Questionnement sur l'interaction d'une part, mais aussi sur la définition de la musique. La musique est souvent comparée à un langage, plus rarement à une langue avec un système sémantique clos, et c'est à partir de cette conception de la musique que musiciens entre eux et avec les compositeurs peuvent s'entendre. Taku et Angharad n'interrogent pas sur le système notationnel ici, mais la remise en cause de l'écoute et de l'interaction interroge néanmoins cette assimilation rapide de la musique à un langage. En plus de cela, un autre aspect critique semble pointer à travers ces performances. On dit souvent que la musique, fondamentalement, est une composition intentionnelle de sons dans la durée. Pourtant, le formalisme radical et l'abstraction extrême de ces performances peuvent faire douter du caractère musical de ces deux sets. Peut-on en effet qualifier de musique deux types qui tapent dans leurs mains sans même s'écouter et réagir entre eux? Il y a pourtant belle et bien une intention artistique de disséminer ces clappements dans un temps donné et un lieu adéquat (lieux et temps dont l'accès est payant en plus). Le problème avec la musique d'Unami, ou sa spécificité, c'est que l'intention est presque exclusivement conceptuelle et formelle. L'intention est avant tout d'interroger et de remettre en cause la musique dans toutes ses déterminations (le public, l'environnement, la définition de la musique, les processus de création, etc.). Ce qui fait que l'on se retrouve devant des discours philosophiques, ou à l'intérieur si l'on réussit à s'immerger sans trop de scepticisme, des discours dont le langage s'articule à l'intérieur d'un dispositif artistique, c'est-à-dire à l'intérieur d'un processus de création, d'une performance et de sa réception.

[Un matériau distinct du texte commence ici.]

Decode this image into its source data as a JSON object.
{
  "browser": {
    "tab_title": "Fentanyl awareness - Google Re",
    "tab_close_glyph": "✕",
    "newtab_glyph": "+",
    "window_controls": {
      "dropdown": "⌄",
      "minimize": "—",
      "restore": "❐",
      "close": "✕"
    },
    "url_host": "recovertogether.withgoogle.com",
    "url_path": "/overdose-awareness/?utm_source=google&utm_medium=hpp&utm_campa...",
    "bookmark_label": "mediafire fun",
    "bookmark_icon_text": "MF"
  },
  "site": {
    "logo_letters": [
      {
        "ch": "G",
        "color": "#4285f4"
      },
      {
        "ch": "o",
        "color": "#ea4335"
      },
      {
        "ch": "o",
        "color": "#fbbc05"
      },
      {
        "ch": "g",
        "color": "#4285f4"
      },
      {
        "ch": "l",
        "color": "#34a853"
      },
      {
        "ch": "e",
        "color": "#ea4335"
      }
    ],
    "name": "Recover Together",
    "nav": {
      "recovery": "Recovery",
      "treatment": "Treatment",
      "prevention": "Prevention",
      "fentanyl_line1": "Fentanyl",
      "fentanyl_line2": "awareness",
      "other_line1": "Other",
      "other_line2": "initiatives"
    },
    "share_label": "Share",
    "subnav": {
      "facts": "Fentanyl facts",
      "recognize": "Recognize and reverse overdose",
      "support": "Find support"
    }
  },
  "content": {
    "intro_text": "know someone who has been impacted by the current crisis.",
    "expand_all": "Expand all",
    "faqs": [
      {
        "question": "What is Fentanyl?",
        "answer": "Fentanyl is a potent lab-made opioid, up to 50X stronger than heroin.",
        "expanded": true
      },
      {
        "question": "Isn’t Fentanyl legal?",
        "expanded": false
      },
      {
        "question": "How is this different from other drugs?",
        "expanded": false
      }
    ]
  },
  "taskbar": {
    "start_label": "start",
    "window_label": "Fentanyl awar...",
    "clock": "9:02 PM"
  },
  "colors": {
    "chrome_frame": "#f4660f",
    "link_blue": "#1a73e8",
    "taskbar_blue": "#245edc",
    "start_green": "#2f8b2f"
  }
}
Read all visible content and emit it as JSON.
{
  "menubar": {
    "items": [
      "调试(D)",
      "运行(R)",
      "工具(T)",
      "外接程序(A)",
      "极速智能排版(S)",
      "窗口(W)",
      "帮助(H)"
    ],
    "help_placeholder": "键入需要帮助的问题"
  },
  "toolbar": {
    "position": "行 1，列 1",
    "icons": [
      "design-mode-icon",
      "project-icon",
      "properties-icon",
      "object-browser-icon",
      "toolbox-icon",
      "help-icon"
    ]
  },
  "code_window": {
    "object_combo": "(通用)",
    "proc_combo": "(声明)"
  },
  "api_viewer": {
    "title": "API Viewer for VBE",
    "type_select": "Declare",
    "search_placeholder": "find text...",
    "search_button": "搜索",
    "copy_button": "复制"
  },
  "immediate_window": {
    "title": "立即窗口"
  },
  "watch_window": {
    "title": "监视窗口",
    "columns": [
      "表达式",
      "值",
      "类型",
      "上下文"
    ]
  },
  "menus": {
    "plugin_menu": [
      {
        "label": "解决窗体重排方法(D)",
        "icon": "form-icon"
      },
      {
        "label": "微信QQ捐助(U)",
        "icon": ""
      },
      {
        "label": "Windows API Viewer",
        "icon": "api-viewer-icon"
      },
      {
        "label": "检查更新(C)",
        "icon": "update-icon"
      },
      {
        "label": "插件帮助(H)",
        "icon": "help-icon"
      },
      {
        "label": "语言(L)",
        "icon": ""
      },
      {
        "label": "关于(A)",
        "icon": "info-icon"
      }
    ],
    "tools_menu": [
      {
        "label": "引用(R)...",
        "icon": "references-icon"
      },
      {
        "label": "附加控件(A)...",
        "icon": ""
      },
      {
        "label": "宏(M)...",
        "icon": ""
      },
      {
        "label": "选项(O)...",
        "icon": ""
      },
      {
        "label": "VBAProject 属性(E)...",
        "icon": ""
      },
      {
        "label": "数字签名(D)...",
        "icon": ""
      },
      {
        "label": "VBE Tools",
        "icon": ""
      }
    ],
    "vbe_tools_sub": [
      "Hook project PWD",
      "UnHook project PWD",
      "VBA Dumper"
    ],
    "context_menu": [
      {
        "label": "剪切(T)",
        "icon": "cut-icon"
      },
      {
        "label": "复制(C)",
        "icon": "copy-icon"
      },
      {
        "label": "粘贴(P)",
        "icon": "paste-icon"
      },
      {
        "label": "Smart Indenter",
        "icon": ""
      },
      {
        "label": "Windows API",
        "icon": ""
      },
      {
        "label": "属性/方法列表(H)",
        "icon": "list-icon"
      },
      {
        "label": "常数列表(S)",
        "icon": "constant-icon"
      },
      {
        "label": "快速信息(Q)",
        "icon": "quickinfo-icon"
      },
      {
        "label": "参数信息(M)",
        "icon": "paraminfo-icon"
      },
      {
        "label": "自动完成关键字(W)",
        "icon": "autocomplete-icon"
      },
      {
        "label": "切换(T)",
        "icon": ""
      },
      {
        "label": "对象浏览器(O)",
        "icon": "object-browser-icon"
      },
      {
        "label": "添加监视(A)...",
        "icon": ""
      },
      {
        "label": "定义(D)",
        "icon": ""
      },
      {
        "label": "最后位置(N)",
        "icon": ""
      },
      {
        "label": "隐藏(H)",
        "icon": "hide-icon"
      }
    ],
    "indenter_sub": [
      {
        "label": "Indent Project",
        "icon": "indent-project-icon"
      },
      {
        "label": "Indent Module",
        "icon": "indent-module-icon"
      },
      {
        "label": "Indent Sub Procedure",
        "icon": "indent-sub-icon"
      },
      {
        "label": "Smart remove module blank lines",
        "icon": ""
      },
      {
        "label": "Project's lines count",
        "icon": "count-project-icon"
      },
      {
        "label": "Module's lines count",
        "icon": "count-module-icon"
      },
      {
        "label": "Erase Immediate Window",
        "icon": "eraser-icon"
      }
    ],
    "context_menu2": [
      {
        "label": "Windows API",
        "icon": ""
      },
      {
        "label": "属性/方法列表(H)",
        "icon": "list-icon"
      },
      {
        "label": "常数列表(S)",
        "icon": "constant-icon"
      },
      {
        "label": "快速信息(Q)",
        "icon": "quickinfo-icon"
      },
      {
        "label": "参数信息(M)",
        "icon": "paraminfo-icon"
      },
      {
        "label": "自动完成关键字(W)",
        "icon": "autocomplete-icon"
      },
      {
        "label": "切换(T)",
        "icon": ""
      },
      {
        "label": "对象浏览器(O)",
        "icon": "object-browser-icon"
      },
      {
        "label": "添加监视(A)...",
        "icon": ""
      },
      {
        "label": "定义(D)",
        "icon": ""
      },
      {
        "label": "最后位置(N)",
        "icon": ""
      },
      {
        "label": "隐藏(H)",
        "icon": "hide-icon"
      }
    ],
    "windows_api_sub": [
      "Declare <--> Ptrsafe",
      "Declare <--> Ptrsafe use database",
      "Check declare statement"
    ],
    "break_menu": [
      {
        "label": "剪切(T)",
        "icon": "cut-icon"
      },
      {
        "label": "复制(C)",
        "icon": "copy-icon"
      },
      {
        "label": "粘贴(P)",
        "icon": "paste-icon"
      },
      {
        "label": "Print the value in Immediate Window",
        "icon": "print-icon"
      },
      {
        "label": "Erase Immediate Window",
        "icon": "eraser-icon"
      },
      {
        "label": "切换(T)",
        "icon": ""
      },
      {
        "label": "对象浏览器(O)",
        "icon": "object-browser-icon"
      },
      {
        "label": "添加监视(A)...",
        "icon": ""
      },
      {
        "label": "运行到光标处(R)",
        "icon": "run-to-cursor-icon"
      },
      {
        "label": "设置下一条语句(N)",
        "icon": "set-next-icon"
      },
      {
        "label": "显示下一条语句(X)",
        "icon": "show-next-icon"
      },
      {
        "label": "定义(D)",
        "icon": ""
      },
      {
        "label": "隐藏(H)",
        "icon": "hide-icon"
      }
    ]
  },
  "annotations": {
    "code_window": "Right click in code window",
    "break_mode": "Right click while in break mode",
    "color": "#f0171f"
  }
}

Enregistrement de deux performances arides à la croisée de la philosophie esthétique et de l'art formel, Two hands s'adresse à un public tout de même très restreint, un public prêt à accepter l'épurement musical le plus extrême qu'on puisse entendre. L'écoute est difficile certes, mais les questions suscitées et le dispositif de questionnement sont quant à eux puissants dans leur forme, et radicaux dans leur contenu. En lisant tout ceci, il faut d'abord savoir que je présuppose que la musique est une forme de langage, car il ne pourrait pas y avoir ce contenu sur lequel je me suis attardé si je ne considérais pas la musique comme telle. Et si j'ai pu écrire que ces performances interrogeaient la musique en tant que conçue comme un langage, il me semble que la réponse est donnée dans ces performances mêmes qui disent quelque chose en le questionnant. Mais comme le champ de signification de la musique n'est pas fermé et clos, qu'il semble même infini de possibilités, mon interprétation n'est qu'une lecture/réception parmi une infinité d'autres possibles.